In order to allow alignment with the CLC maps, the JPSP data was organised in subsets relevant to the 2000,
2006 and 2012 editions. To account for inter-annual variation in population abundances, for each edition (2000,
2006 and 2012), JPSP data was considered from the previous year, the edition year and the following year. For
example, for the 2000 CLC edition, JPSP data from the 1999, 2000 and 2001 surveys were included. This also
allowed for a larger dataset to be generated for alignment with each CLC edition. For each CLC edition, the
maximum abundance for each species within each transect point over the three years was then selected as the
abundance measure. Species richness was then calculated as the total species richness over the three year period
observed at any given transect point.
For the spatial referencing of the accounts, it is assumed that the count results at any point on the transect
represent a count of birds within a hectare, with the point representing the centroid of a square hectare. For each
transect point (or associated hectare), a CLC type was determined via GIS techniques by overlaying the
georeferenced coordinates for the point with the CLC accounting layer. This allowed for a cross-walk to the
MAES Ecosystem type to be performed, and a MAES type attributed to the hectare where the count was
performed.
In order to compile the Species Accounts, species richness was then derived for each MAES ecosystem type by
calculating the number of unique common bird species observed across all counts within each ecosystem type,
for the relevant CLC edition (i.e., 2000, 2006 and 2012). Total abundance of common birds for each MAES type
was then obtained by summing the observed absolute abundances of each species in each point location, within
each ecosystem type. Using these two pieces of information, a Shannon index of diversity was then calculated
for each MAES ecosystem type. As introduced earlier, the detectability of each species should be incorporated
into the analysis, to avoid the potential bias introduced by using the raw observed abundances.
In order to estimate the abundance of common bird species by ecosystem type at the Czech Republic scale, a
population density / relative abundance (in common birds per ha) was calculated. This equals the total abundance
for each ecosystem type observed, divided by the total area of each ecosystem type sampled by the JPSP during
the analysis years. This was then multiplied by the total extent of that ecosystem type (in ha) within the Czech
Republic, to derive an estimate of the total stocks (or abundance) of common bird species.

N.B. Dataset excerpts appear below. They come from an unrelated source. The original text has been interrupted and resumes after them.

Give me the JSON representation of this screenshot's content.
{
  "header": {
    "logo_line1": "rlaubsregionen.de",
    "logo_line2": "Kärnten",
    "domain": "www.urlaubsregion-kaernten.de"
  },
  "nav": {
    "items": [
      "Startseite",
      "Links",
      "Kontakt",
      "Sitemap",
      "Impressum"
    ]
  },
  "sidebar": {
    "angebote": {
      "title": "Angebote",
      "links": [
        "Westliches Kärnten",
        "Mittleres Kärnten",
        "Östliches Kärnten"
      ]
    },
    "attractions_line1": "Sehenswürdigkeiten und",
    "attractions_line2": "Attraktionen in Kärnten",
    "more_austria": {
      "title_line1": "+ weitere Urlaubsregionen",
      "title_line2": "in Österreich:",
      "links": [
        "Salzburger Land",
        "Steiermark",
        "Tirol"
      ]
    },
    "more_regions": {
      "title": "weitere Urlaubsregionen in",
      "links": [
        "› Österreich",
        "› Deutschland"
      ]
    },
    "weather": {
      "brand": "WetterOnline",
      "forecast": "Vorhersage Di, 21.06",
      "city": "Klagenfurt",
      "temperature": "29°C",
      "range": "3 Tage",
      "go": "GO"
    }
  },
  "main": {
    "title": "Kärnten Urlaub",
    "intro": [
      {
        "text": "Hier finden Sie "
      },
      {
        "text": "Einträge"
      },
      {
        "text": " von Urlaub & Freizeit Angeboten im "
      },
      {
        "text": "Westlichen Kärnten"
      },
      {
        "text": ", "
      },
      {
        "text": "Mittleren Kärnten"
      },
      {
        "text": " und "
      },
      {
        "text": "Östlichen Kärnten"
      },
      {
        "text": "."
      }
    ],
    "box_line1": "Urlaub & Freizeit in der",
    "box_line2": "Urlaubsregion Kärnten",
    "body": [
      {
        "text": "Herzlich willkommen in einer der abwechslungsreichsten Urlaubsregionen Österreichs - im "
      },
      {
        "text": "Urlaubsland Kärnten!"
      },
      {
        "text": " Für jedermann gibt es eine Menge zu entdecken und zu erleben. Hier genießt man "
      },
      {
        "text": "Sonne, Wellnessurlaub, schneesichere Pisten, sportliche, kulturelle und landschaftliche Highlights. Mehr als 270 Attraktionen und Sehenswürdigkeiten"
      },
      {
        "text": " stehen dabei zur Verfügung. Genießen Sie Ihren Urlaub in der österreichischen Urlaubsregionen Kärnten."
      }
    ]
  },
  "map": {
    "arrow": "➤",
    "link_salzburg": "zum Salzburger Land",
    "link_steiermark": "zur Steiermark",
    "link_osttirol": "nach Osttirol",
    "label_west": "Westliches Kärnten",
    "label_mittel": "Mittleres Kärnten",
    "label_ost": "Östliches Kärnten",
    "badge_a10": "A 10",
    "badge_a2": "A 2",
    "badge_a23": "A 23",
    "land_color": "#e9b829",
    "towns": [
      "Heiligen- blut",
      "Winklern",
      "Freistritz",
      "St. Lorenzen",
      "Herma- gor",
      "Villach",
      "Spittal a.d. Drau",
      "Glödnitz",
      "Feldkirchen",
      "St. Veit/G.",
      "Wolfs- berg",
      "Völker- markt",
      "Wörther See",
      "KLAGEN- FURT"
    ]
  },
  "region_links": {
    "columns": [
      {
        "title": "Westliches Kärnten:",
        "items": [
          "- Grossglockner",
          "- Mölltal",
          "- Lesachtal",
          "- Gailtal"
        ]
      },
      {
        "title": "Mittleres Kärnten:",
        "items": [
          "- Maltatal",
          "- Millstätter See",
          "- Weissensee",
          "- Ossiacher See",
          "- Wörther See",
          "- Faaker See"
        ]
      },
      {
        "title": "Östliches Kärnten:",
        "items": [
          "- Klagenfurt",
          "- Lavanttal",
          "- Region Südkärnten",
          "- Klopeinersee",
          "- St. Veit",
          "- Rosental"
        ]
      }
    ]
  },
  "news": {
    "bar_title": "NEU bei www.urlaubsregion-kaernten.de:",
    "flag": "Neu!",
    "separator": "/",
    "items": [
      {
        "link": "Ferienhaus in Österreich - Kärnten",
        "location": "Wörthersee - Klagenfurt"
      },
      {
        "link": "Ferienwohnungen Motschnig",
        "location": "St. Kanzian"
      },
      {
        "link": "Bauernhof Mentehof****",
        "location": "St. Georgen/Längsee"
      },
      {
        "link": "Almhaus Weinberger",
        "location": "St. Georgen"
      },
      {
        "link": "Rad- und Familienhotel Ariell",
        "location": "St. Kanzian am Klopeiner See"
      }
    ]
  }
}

2.1.3.2. Czech Republic Spatially Referenced Common Bird Species Accounts
A review of the derived JPSP dataset revealed that the number of transects was increasing significantly through
time (50 for 2000, 121 for 2006 and 143 for 2012). Tables 2 and 3 present the Common Bird Species Accounts
using all the JPSP data. In addition, given the steep increase in sampling intensity over time, Common Bird
Species Accounts have been compiled using consistently sampled locations for 2000, 2006 and 2012. These are
presented in Appendix A.
Table 2 identifies a substantial increase in species richness between 2000 and 2006 in every ecosystem (up to 21
species in Grasslands). This could be an artefact of variation in sampling effort (evaluated further in Section 2.2).
Generally, the Shannon index is increasing across all ecosystems, with the exception of cropland (-0.05). Table 2
shows very large increases in common bird abundance between 2000 and 2006 (by around 65 million). Again,
this is driven by increases in Cropland (by around 35 million).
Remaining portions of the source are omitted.